Weniger bekannt sein dürften den meisten seine Klangexpeditionen abseits amerikanischer Musikpfade. Was ihn dabei leitet, ist sein vollendeter Geschmack für Musikalität. „Einige Künstler strahlen eine ungeheure Individualität aus. Sie fangen an zu spielen, und du bist einfach fasziniert, jemanden zu hören, den es nur einmal gibt. Nimmt z.B. Gabby Pahinui. Auf Hawaii findet man gute Musiker zuhauf aber Gabby ist der beste. Sein fantastischer Sinn für Poesie und Schönheit dringt in seiner Musik durch. Das hat nichts mit Technik zu tun. Es ist einfach so, und mit ihm zu spielen war für mich eine Ehre.“

Ry Cooders musikalische Abenteuer darf man allerdings nicht als Einbahnstraßen betrachten. Ohne ihn würde der Akkordeonspieler Flaco Jimenez vielleicht immer noch in den cantinas von San Antonio auftreten und Tex-Mex wäre für die meisten wahrscheinlich ein Synonym für Sombrero geblieben. Seine Slide-Ausflüge mit V.M. Bhatt eröffnen vielen die hermetisch verschlossenen Türen der indischen Musik.

Ähnlich wird es jetzt mit Ali Farka Toure aus dem westafrikanischen Mali laufen. Mit ihm spielte der Californier das fantastische Album „Talking Timbuktu“ im letzten September ein. „Als Ali mit dieser kleinen afrikanischen Fiedel anfing, wurde mir klar, daß ich solche Töne aus dem deep South kannte.
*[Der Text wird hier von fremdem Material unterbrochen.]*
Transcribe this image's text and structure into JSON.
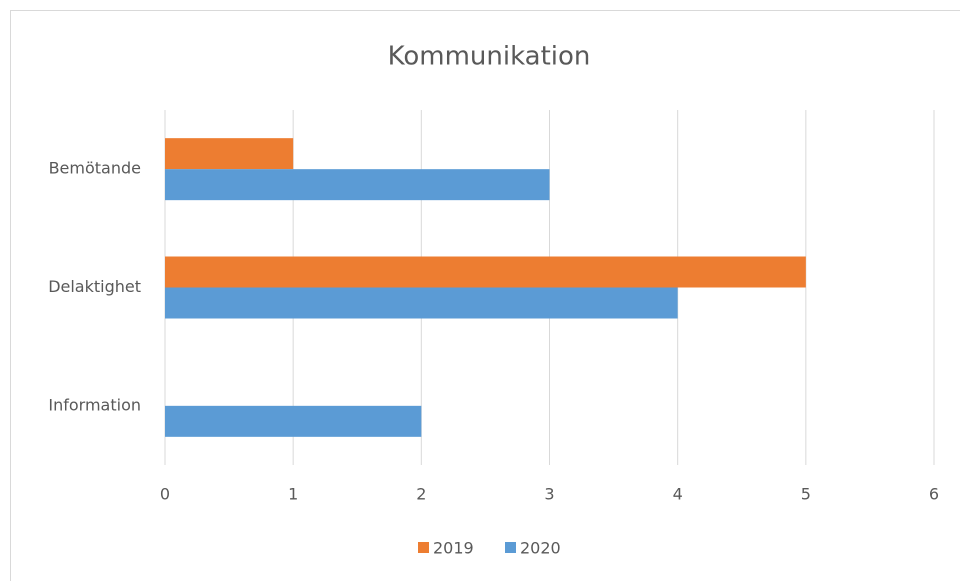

Es gibt keinen Zweifel daran, daß sie irgendwo herkommen. Und anscheinend handelt es sich tatsächlich um die Heimat von Ali. Von allen Platten, bei denen ich mitgewirkt habe, hat diese den besten Sound. Es klingt sehr warm, sehr menschlich. Normalerweise vermisse ich immer etwas, vor allem bei CDs. Hier hört man die Musik, die wir vorhatten zu spielen. ‚Talking Timbuktu‘ ist einfach Klasse.“

Cooder, dessen Blues Mentor der Reverend Gary Davis war, und der als Teenager jedes Konzert von Mississippi John Hurt oder Lightnin‘ Hopkins im legendären Folk Club von Hollywood erlebte, wurde mit Ali Farka Toure an die Wurzeln des Mississippi Delta Blues nach Afrika geführt. Für jemanden, der seit 30 Jahren unersättlich nach der wahren Quelle der Musik sucht, eine wahre Freude!